The major thing that struck me was the committment of the mother in keeping her family together through thick and thin, doing whatever it took to achieve what she perceived to be her life's mission.
The fact is that she was successful and through Gary's telling of this story all of us have an insight into the incredible energy that the feamle of the species has when it is directed to the safety and development of her family.
This was a great read and I highly recommend it to any future purchaser.
Vonalij
The Tarasov Saga is a very absorbing book, not only because of its account of a remarkable journey over 25 years of the extended Tarasov family, initially fleeing from Russia through China and the Phillipines to Australia, but also for the historical perspective of life in Russia and China in the first half of the 20th century.
I have known the author, both as a work colleague and a friend for over 30 years but, Gary being a very private person, all I knew of his background was that he was of White Russian origin and had lived in China before coming to Australia! The to read this book and discover the astonishing story of all that happened from the time of the Russian Revolution and its effects on the Tarasovs, individually and collectively, until the first of them arrived in Australia in 1949, made for compelling reading.I am not qualified to comment on Gary's literary style or technique, but the way he has portrayed each member of the family, their strengths and their weaknesses brought them to life so that, not only were they believable, but one could visualise their individual contributions to this saga.
This book is about courage, determination and resilience, and what can be achieved by people who are single-minded and motivated to seek a better life after many years of deprivation
and hardship.
In particular, the reader is left in no doubt of the author's great affection and admiration for his Grandmother Aida and her monumental efforts to ensure that the family survived their epic journey and, bar one member, all be reunited in Australia.

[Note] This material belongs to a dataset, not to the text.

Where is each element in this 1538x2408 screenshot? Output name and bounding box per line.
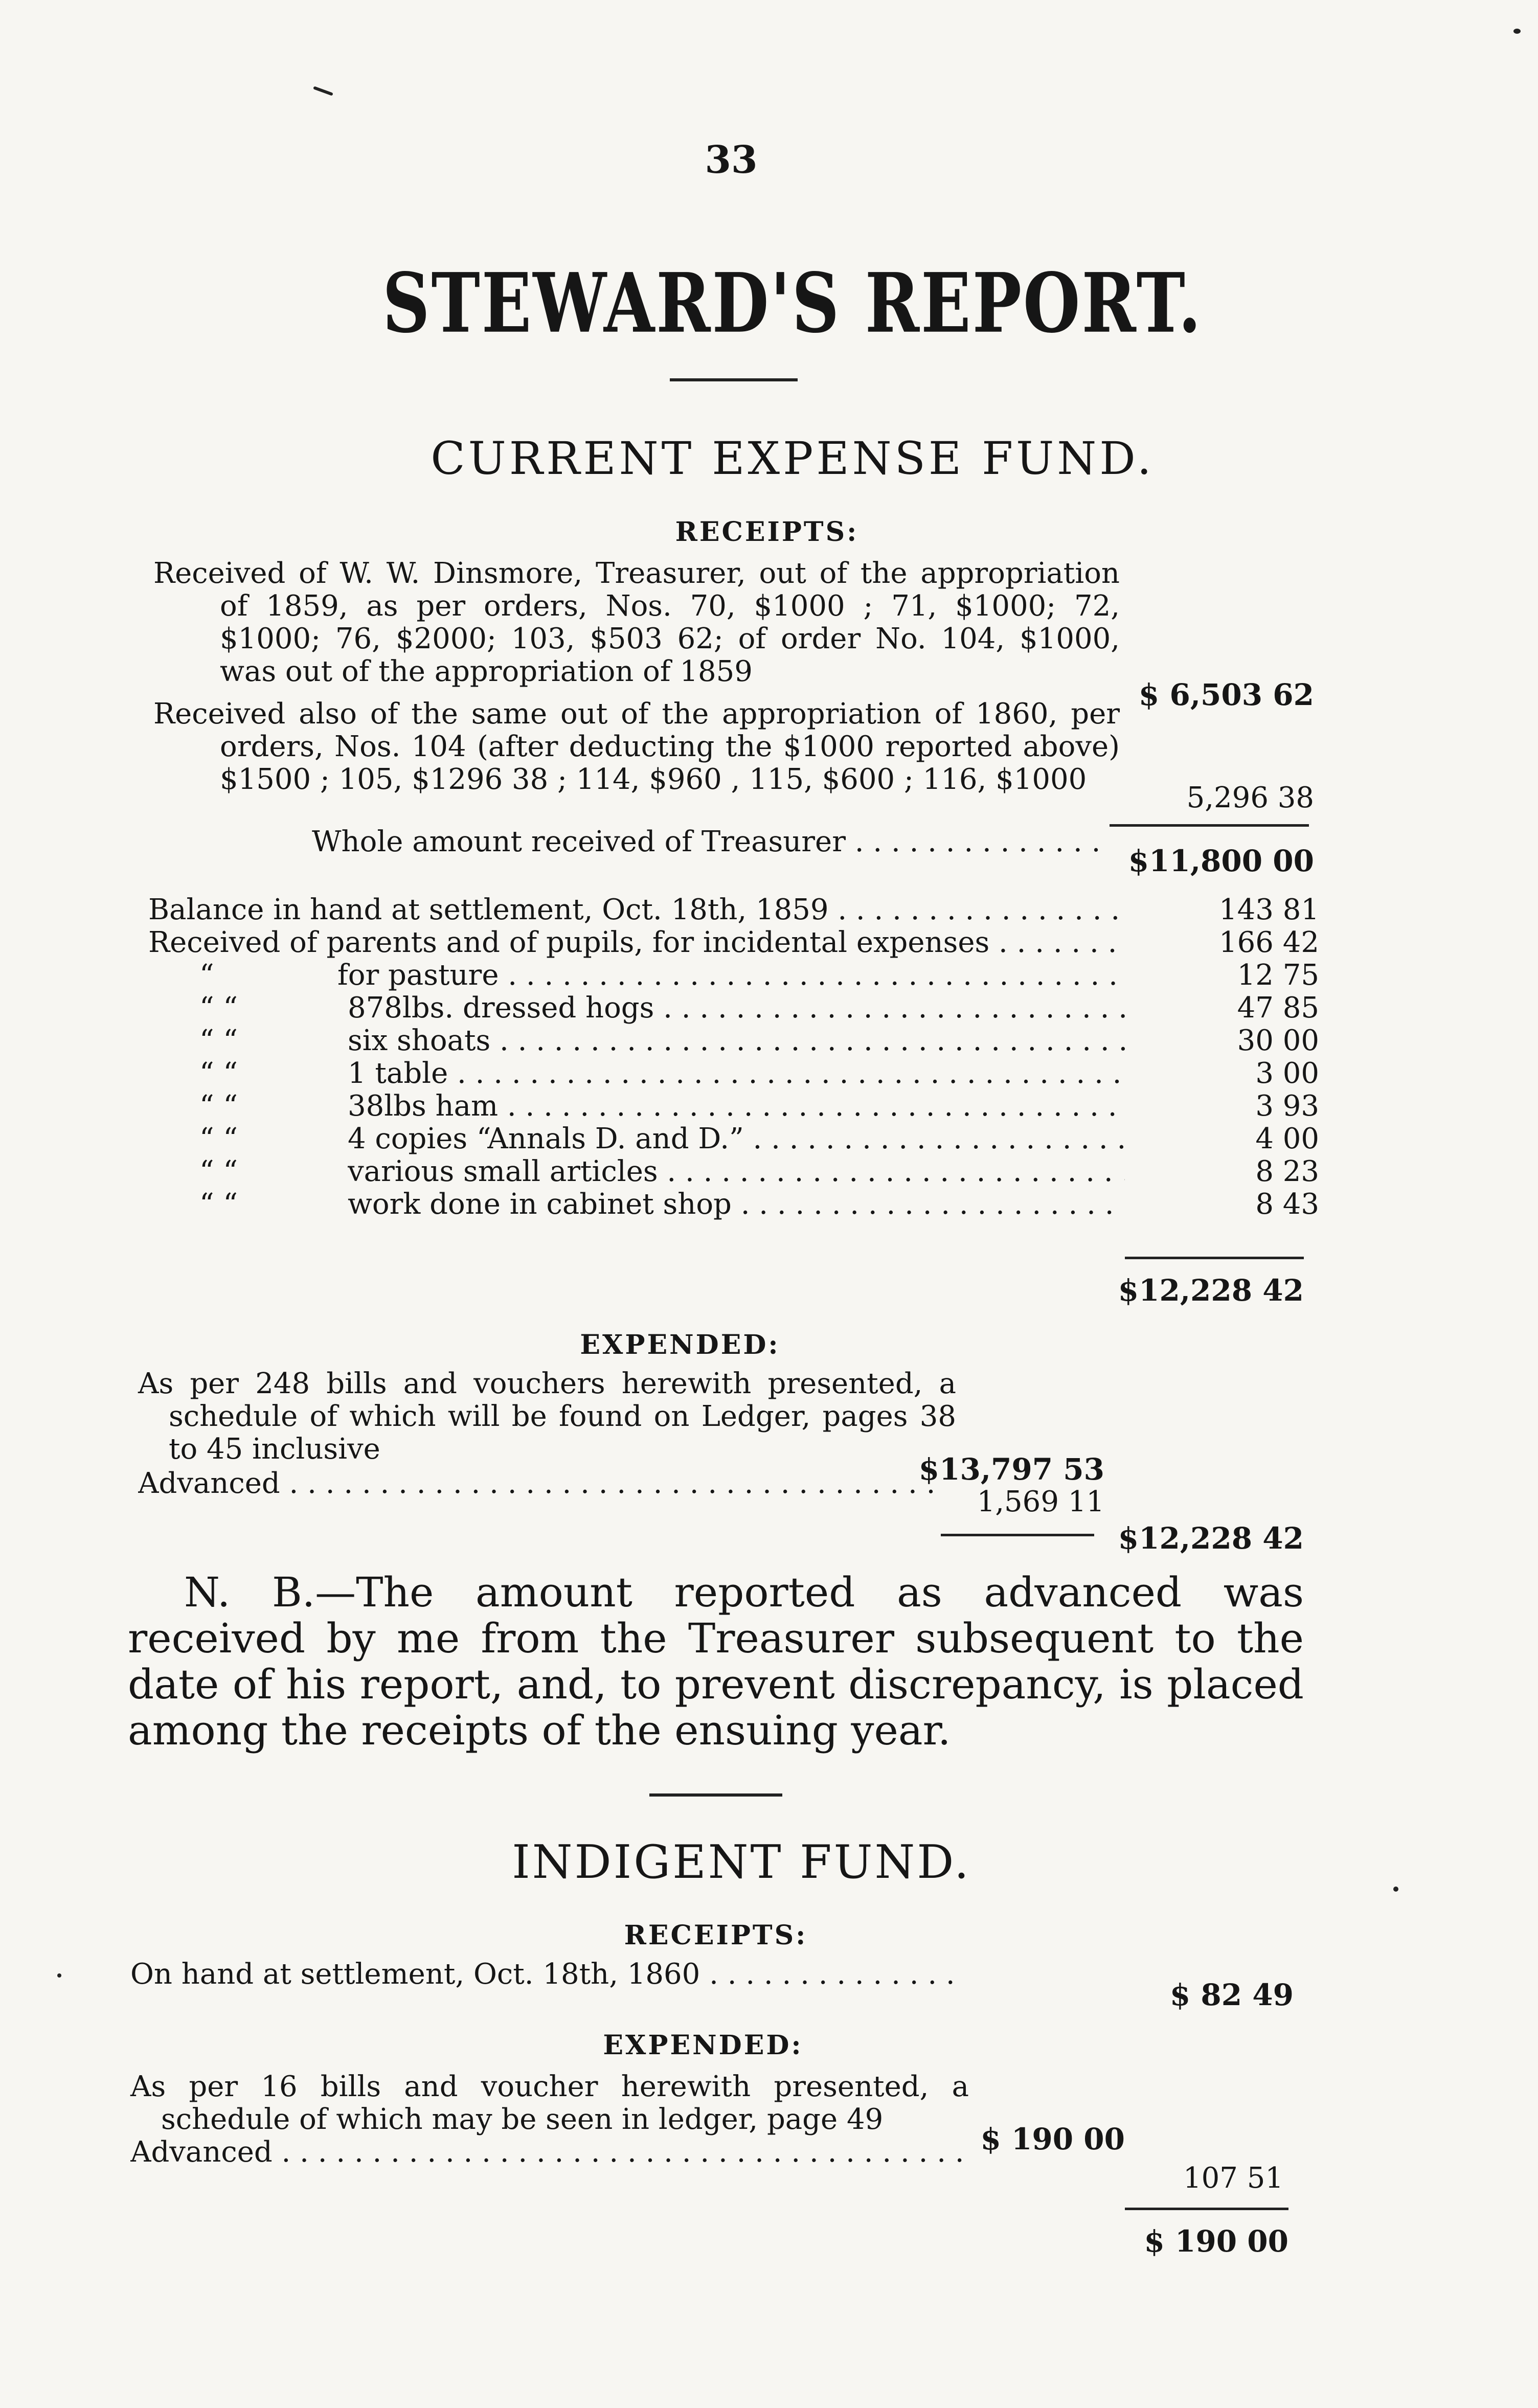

I thoroughly commend this book which is not only an enjoyable read but in an age where the refugee problem is a world-wide one, provides an understanding of the hardships and traumas that constantly confront refugees on the move.
It is an intensely human story which reinforces basic values and beliefs, in an era where many consider these things to be unimportant.
It would be nice to think that an enterprising producer might think that there is enough meat and drama in The Tarasov Saga to provide the basis for a film or TV series. It certainly has all the ingredients.